This document provides an introduction to the database schema of Piwik, explaining the different tables and architecture choices, and linking to the related source files when necessary.
The DB schema changes regularly due to added functionality and performance improvements. We havent got an up to date DB schema, if you generate one please let us know so we can include it here
The database has been designed with emphasis on simplicity, efficiency and data modularity. The database contains different sections
Piwik tracks visitors, page views (ie ‘actions’), conversions and Ecommerce products. Tracking is implemented in the most efficient way possible, each SQL query should use an INDEX or do minimal work on the DB. However, tracking in Piwik issues many UPDATE and INSERT statements.
An action (page view) is defined by a name (“homepage”, “/blog/hello-world”) and a type (an integer that defines page/download/etc) (see the class Piwik_Tracker_Action for more information).
A new action by a visitor creates a record in log_link_visit_action containing the idaction and the idvisit. This table also contains a field idaction_ref and time_spent_ref_action used to process the “time on page” metric, among others.
URLs are recorded in a “lookup table” piwik_action. Using a hash matching algorithm, URLs are uniquely identified with an integer instead of duplicating the URL for each page view.
When tracking Goals, each conversion is recorded in the table piwik_log_conversion.
When tracking Ecommerce orders and abandoned carts, the visitor cart is kept as a row in piwik_log_conversion.
Individual items (products) are recorded in piwik_log_conversion_items. When a cart is updated, the actual row for this visit’s cart in piwik_log_conversion is updated. Items in piwik_log_conversion_items can be set to deleted=1
A user is defined by:
A token_auth is generated and is used to sign API calls.
A user has an access level (‘view’ or ‘admin’ or ‘no access’ or the user is ‘super admin’ and has admin access by default) on a given idsite.
A website is defined by an idsite, a main_url and is linked to site_url so it can have several alias url.
An archive in Piwik is the aggregate of data for a given period. It’s the result of the logs being processed into meaningful data (see the section Statistics Logger).
A row in this archive_* table contains some data for a given date/period on a website. For example, a record could contain the list of countries on the website idsite = 3 for the week of the January, 7th 2008.
There are two different tables because there are two data types possible in Piwik archives:
The table archive_numeric_* is used to store plain numbers. The value field has a FLOAT type which means you can save integers and floats. For example, it is used to record the number of visitors over a given period and the number of distinct search engines keywords used.
The table archive_blob_* stores anything that is not a number. A BLOB is a binary data type that can contain anything from strings and compressed strings to serialized arrays and serialized objects. For example, it is used to store the search engine keywords that the visitors used over a given period and the visitors’ browsers.

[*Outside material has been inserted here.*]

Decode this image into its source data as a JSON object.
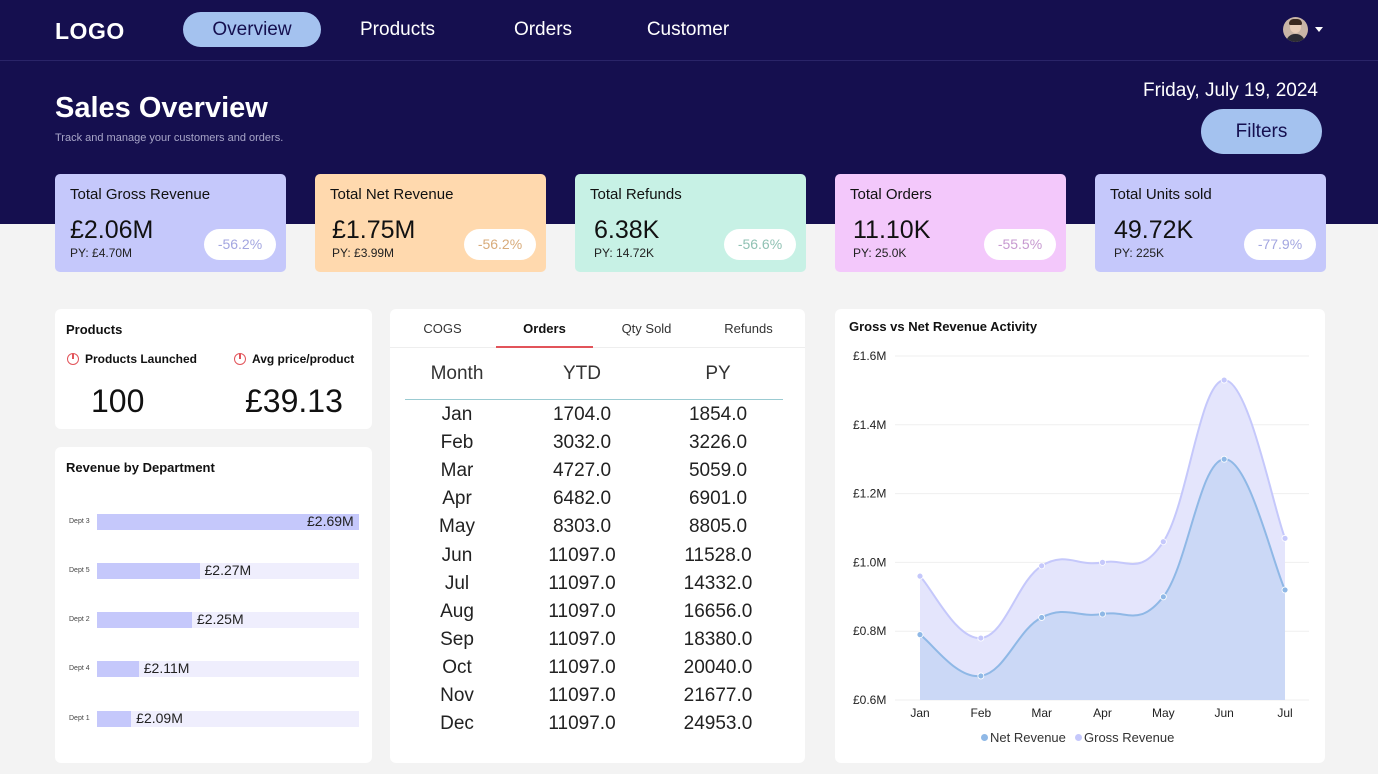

A record (row) in these archive tables is automatically handled by the classes Piwik_ArchiveProcessing_Record*. There are different classes in this file:
The archiving logic can be found in the class Piwik_ArchiveProcessing:
It is important to note that most of the real archiving processing is actually done within plugins that hook on special events (see such hooks in ArchiveProcessing_Day search for the call Piwik_PostEvent()).
Loading an archive (and launching the archive processing, if necessary) is done via Piwik_Archive.
For performance reasons, the tables are partitioned by month. This means that new tables will be created for each month to ensure that the data is evenly partitioned. If there was only one table containing all the data, it would become huge and lookups would be very slow. Partitioning is done by the class Piwik_TablePartitioning.
See also the monthly partitioning class used for this table: Piwik_TablePartitioning_Monthly.
A different table structure is used for FLOAT and BLOB because it makes it very fast to look up the integer/float values. SQL SELECT is very fast because the tables are light (and the rows of archive_numeric_* have a fixed length). For example, we need to select the number of visitors for the last 30 days very quickly.
The tables logger_error, logger_message, logger_api_call and logger_exception are used to log miscellaneous information.
The table log_profiling is used to store profiling information about the SQL queries. You can enable profiling using Piwik_Tracker_Db::enableProfiling() and output the profiling analysis using Piwik::printSqlProfilingReportTracker().